Madras, 22 de noviembre de 2008
Poco antes del orto, hace un rato apenas, me sacó del sueño sabático la tormenta, tropical, que esta vez decidió pasar justo encima de mi casa, y así obsequiarme con todo su repertorio de truenos y de relámpagos.
Todos los fantasmas de las lluvias de mi vida se me iban echando encima, mientras yo me resistía a levantarme y acercarme a mi terraza para ver el espectáculo. Disfrutaba, me sentía atraído por esa dualidad que estaba siendo inventada con la hipótesis de la lluvia, esa dualidad entre el yo que se levantaba y el que no lo hacía, entre el yo fascinado por la naturaleza derrochando energía y el yo fascinado por la lucha interior, entre el yo que quería y necesitaba verlo para sentirlo, y el yo que sabía que la lluvia estaba dentro y que no había que levantarse para ver nada.

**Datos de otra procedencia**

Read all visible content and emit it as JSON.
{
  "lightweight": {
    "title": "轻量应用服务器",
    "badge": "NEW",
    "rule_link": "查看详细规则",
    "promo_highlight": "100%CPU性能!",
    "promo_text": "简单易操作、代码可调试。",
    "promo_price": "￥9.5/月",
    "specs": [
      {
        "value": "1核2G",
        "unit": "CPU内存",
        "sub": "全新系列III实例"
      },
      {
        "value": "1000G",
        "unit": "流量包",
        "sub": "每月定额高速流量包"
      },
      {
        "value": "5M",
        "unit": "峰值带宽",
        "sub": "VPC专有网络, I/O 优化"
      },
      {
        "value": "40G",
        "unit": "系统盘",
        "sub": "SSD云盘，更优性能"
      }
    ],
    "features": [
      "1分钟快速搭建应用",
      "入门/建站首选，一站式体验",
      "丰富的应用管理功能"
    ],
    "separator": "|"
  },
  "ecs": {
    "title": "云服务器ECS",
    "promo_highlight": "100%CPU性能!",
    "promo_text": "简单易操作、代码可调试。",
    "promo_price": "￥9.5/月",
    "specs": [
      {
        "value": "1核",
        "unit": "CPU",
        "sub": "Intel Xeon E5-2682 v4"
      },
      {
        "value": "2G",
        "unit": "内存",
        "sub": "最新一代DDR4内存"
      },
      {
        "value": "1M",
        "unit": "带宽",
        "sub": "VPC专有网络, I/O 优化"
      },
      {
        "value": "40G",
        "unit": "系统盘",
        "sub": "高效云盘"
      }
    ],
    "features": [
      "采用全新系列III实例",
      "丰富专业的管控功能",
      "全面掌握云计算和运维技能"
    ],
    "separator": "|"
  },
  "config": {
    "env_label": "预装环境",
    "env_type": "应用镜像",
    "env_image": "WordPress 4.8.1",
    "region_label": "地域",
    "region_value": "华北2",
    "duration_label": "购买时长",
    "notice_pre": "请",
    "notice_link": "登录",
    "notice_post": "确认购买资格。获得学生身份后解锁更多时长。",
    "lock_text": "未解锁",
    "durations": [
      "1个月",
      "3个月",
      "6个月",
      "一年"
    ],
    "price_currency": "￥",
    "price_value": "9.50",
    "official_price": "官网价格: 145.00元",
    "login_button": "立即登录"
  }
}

Creo que inconscientemente contaba los segundos entre luz y trueno, para calcular la distancia de la tormenta, y que, cuando comprobé que estaba justo encima, Goldmund venció a Narciso y me fui a la terraza. Allí, temeroso de dejarme empapar por tanta agua que con tanta energía caía de lo Alto, pensé (ingenuamente): menos mal que esto no me ha tocado en mitad del campo; mientras me asaltaban infantiles recuerdos de personajes sorprendidos por tormentas en mitad del campo y finalmente fulminados por un rayo. Me imaginaba habiendo de despojarme de todo objeto metálico y de tenderme tal cual sobre la hierba a esperar a que la lluvia pasase. Y mientras tanto, rayos y centellas justo encima de mi, como ahora lo estaban, aunque nos separaba el porche protector, y entonces comprendí que la diferencia entra ambas situaciones, la real y la imaginada, era que en aquélla no me había despojado de los metales, como sí que había tenido que hacer en ésta.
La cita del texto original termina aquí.